Death Valley has three distinct landscapes: the desert, the realm of technology, and the human heart. The protagonist frequently communicates with her father, who is hospitalized, and her sick husband in their Los Angeles apartment through phone calls and Facetime sessions. It’s both heartbreaking and amusing to witness her struggles in communicating openly and honestly with these men, as well as her superstitious mother who has a strong personality.

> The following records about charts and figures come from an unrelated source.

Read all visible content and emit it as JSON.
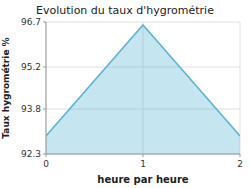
{
  "chart_data": {
    "type": "area",
    "title": "Evolution du taux d'hygrométrie",
    "x_label": "heure par heure",
    "y_label": "Taux hygrométrie %",
    "x": [
      0,
      1,
      2
    ],
    "values": [
      92.9,
      96.6,
      92.9
    ],
    "color": "#5ab4d4",
    "xlim": [
      0,
      2
    ],
    "ylim": [
      92.3,
      96.7
    ],
    "xticks": [
      0,
      1,
      2
    ],
    "yticks": [
      92.3,
      93.8,
      95.2,
      96.7
    ],
    "grid": true
  }
}
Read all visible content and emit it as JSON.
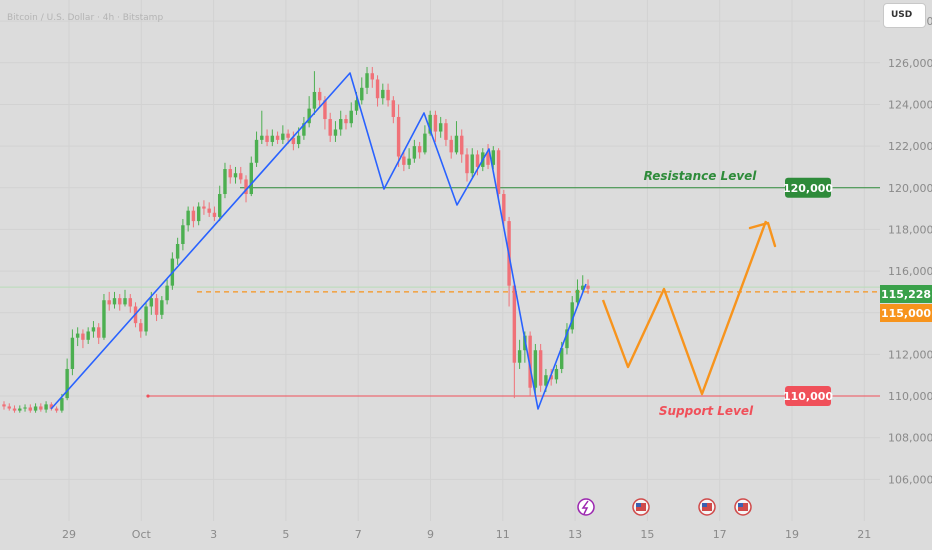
{
  "chart_data": {
    "type": "candlestick",
    "title": "Bitcoin / U.S. Dollar · 4h · Bitstamp",
    "currency": "USD",
    "y_ticks": [
      "128,000",
      "126,000",
      "124,000",
      "122,000",
      "120,000",
      "118,000",
      "116,000",
      "114,000",
      "112,000",
      "110,000",
      "108,000",
      "106,000"
    ],
    "y_tick_values": [
      128000,
      126000,
      124000,
      122000,
      120000,
      118000,
      116000,
      114000,
      112000,
      110000,
      108000,
      106000
    ],
    "ylim": [
      104000,
      129400
    ],
    "x_ticks": [
      "29",
      "Oct",
      "3",
      "5",
      "7",
      "9",
      "11",
      "13",
      "15",
      "17",
      "19",
      "21"
    ],
    "levels": [
      {
        "name": "Resistance Level",
        "value": 120000,
        "label": "120,000",
        "color": "#2e8b3a"
      },
      {
        "name": "Support Level",
        "value": 110000,
        "label": "110,000",
        "color": "#f0505a"
      }
    ],
    "current_price": {
      "value": 115228,
      "label": "115,228",
      "color": "#3aa14a"
    },
    "target_price": {
      "value": 115000,
      "label": "115,000",
      "color": "#f7941d"
    },
    "candles": [
      [
        109600,
        109500,
        109750,
        109350
      ],
      [
        109500,
        109400,
        109650,
        109300
      ],
      [
        109400,
        109300,
        109550,
        109200
      ],
      [
        109300,
        109400,
        109550,
        109200
      ],
      [
        109400,
        109450,
        109600,
        109250
      ],
      [
        109450,
        109300,
        109600,
        109200
      ],
      [
        109300,
        109500,
        109650,
        109200
      ],
      [
        109500,
        109350,
        109650,
        109250
      ],
      [
        109350,
        109600,
        109750,
        109200
      ],
      [
        109600,
        109400,
        109700,
        109300
      ],
      [
        109400,
        109300,
        109500,
        109200
      ],
      [
        109300,
        109900,
        110100,
        109200
      ],
      [
        109900,
        111300,
        111800,
        109800
      ],
      [
        111300,
        112800,
        113200,
        111000
      ],
      [
        112800,
        113000,
        113300,
        112400
      ],
      [
        113000,
        112700,
        113200,
        112300
      ],
      [
        112700,
        113100,
        113300,
        112500
      ],
      [
        113100,
        113300,
        113600,
        112800
      ],
      [
        113300,
        112800,
        113500,
        112500
      ],
      [
        112800,
        114600,
        114900,
        112700
      ],
      [
        114600,
        114400,
        115000,
        114100
      ],
      [
        114400,
        114700,
        115000,
        114200
      ],
      [
        114700,
        114400,
        114900,
        114100
      ],
      [
        114400,
        114700,
        115100,
        114300
      ],
      [
        114700,
        114300,
        114900,
        114000
      ],
      [
        114300,
        113500,
        114500,
        113300
      ],
      [
        113500,
        113100,
        113700,
        112800
      ],
      [
        113100,
        114300,
        114500,
        112900
      ],
      [
        114300,
        114700,
        115000,
        113900
      ],
      [
        114700,
        113900,
        114900,
        113600
      ],
      [
        113900,
        114600,
        114800,
        113700
      ],
      [
        114600,
        115300,
        115600,
        114400
      ],
      [
        115300,
        116600,
        116900,
        115100
      ],
      [
        116600,
        117300,
        117600,
        116300
      ],
      [
        117300,
        118200,
        118500,
        117000
      ],
      [
        118200,
        118900,
        119100,
        117900
      ],
      [
        118900,
        118400,
        119100,
        118100
      ],
      [
        118400,
        119100,
        119300,
        118200
      ],
      [
        119100,
        119000,
        119400,
        118700
      ],
      [
        119000,
        118800,
        119300,
        118600
      ],
      [
        118800,
        118600,
        119100,
        118400
      ],
      [
        118600,
        119700,
        120100,
        118400
      ],
      [
        119700,
        120900,
        121200,
        119500
      ],
      [
        120900,
        120500,
        121100,
        120200
      ],
      [
        120500,
        120700,
        121000,
        120200
      ],
      [
        120700,
        120400,
        121000,
        120200
      ],
      [
        120400,
        119700,
        120600,
        119300
      ],
      [
        119700,
        121200,
        121500,
        119600
      ],
      [
        121200,
        122300,
        122700,
        121000
      ],
      [
        122300,
        122500,
        123700,
        122100
      ],
      [
        122500,
        122200,
        122800,
        122000
      ],
      [
        122200,
        122500,
        122800,
        122000
      ],
      [
        122500,
        122300,
        122700,
        122100
      ],
      [
        122300,
        122600,
        123000,
        122100
      ],
      [
        122600,
        122400,
        122800,
        122100
      ],
      [
        122400,
        122100,
        122700,
        121800
      ],
      [
        122100,
        122500,
        122900,
        121900
      ],
      [
        122500,
        123100,
        123400,
        122300
      ],
      [
        123100,
        123800,
        124400,
        122900
      ],
      [
        123800,
        124600,
        125600,
        123500
      ],
      [
        124600,
        124200,
        124800,
        123900
      ],
      [
        124200,
        123300,
        124400,
        122800
      ],
      [
        123300,
        122500,
        123600,
        122200
      ],
      [
        122500,
        122800,
        123200,
        122200
      ],
      [
        122800,
        123300,
        123700,
        122500
      ],
      [
        123300,
        123100,
        123500,
        122800
      ],
      [
        123100,
        123700,
        124100,
        122900
      ],
      [
        123700,
        124200,
        124600,
        123500
      ],
      [
        124200,
        124800,
        125300,
        124000
      ],
      [
        124800,
        125500,
        125800,
        124500
      ],
      [
        125500,
        125200,
        125800,
        124800
      ],
      [
        125200,
        124300,
        125400,
        123900
      ],
      [
        124300,
        124700,
        125000,
        124000
      ],
      [
        124700,
        124200,
        125000,
        123900
      ],
      [
        124200,
        123400,
        124400,
        123100
      ],
      [
        123400,
        121500,
        124000,
        121000
      ],
      [
        121500,
        121100,
        121800,
        120800
      ],
      [
        121100,
        121400,
        121900,
        120900
      ],
      [
        121400,
        122000,
        122300,
        121200
      ],
      [
        122000,
        121700,
        122200,
        121400
      ],
      [
        121700,
        122600,
        123000,
        121600
      ],
      [
        122600,
        123500,
        123700,
        122500
      ],
      [
        123500,
        122700,
        123700,
        122200
      ],
      [
        122700,
        123100,
        123400,
        122400
      ],
      [
        123100,
        122300,
        123300,
        122000
      ],
      [
        122300,
        121700,
        122500,
        121400
      ],
      [
        121700,
        122500,
        123200,
        121600
      ],
      [
        122500,
        121600,
        122800,
        121200
      ],
      [
        121600,
        120700,
        121900,
        120300
      ],
      [
        120700,
        121600,
        121900,
        120500
      ],
      [
        121600,
        121000,
        121800,
        120600
      ],
      [
        121000,
        121700,
        121900,
        120800
      ],
      [
        121700,
        121100,
        122100,
        120900
      ],
      [
        121100,
        121800,
        122000,
        120900
      ],
      [
        121800,
        119700,
        121900,
        119400
      ],
      [
        119700,
        118400,
        119900,
        118100
      ],
      [
        118400,
        115300,
        118600,
        114300
      ],
      [
        115300,
        111600,
        115500,
        109900
      ],
      [
        111600,
        112200,
        112700,
        111300
      ],
      [
        112200,
        112900,
        113100,
        111600
      ],
      [
        112900,
        110400,
        113100,
        110000
      ],
      [
        110400,
        112200,
        112500,
        110000
      ],
      [
        112200,
        110500,
        112500,
        110200
      ],
      [
        110500,
        111000,
        111300,
        110200
      ],
      [
        111000,
        110800,
        111300,
        110500
      ],
      [
        110800,
        111300,
        111500,
        110600
      ],
      [
        111300,
        112300,
        112600,
        111100
      ],
      [
        112300,
        113200,
        113500,
        112000
      ],
      [
        113200,
        114500,
        114800,
        113000
      ],
      [
        114500,
        115100,
        115600,
        114300
      ],
      [
        115100,
        115300,
        115800,
        115000
      ],
      [
        115300,
        115150,
        115600,
        114900
      ]
    ],
    "zigzag_blue": [
      [
        51,
        409
      ],
      [
        350,
        73
      ],
      [
        384,
        189
      ],
      [
        424,
        113
      ],
      [
        457,
        205
      ],
      [
        489,
        149
      ],
      [
        538,
        409
      ],
      [
        586,
        284
      ]
    ],
    "projection_orange": [
      [
        603,
        300
      ],
      [
        628,
        367
      ],
      [
        664,
        289
      ],
      [
        702,
        394
      ],
      [
        766,
        221
      ]
    ]
  }
}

However, emotions need a place to go, and in this story they combine with the barren desert scenery. During her initial excursion, the main character stumbles upon a large, enigmatic cactus with a crevice down the middle. Before she knows it, she is climbing inside and coming face to face with her father as a youngster and later as a teenager. These moments have a hallucinogenic quality, with the cactus acting as a spiritual retreat that reveals memories of the past instead of prophesizing the future.
Both Jethra and Zip doubt the protagonist’s description of the towering cactus. However, she is an adventurer and a seeker, and she will encounter even more intense magical experiences with other loved ones. The desert has a unique allure that inspires writers to use its varied landscape, from desolate to verdant, as a canvas for their imagination. At times, I was reminded of Joan Didion’s White Album, specifically her essay “James Pike, American,” which tells the story of a theologian who wandered into the Judean desert with his third wife and two cans of Coke, only to meet his demise. It is a well-known fact that humans can quickly perish in the desert. In Death Valley, a person without water can die in just 14 hours.
In this story, Broder presents a main character who converses with nature and receives responses. The majority of this surreal story occurs in a desert setting. Broder utilizes all of her skills to drive the narrative forward and maintain its pace, but at times, readers may struggle to suspend their disbelief. The depth and wit of the story may also diminish in the hazy landscape, which could be intentional.
Is it possible that the extreme effects of global warming, which we are experiencing directly, will demand a different approach from writers who incorporate nature into their work? It is currently too early to tell. However, Broder has the benefit of delving into the depths of human emotions and thoughts – love, fear, worry, addiction, mortality – and reflecting them back to us. She cleverly presents us with a main character who is optimistic rather than powerless, and her writing keeps us intrigued about what challenges she will face next.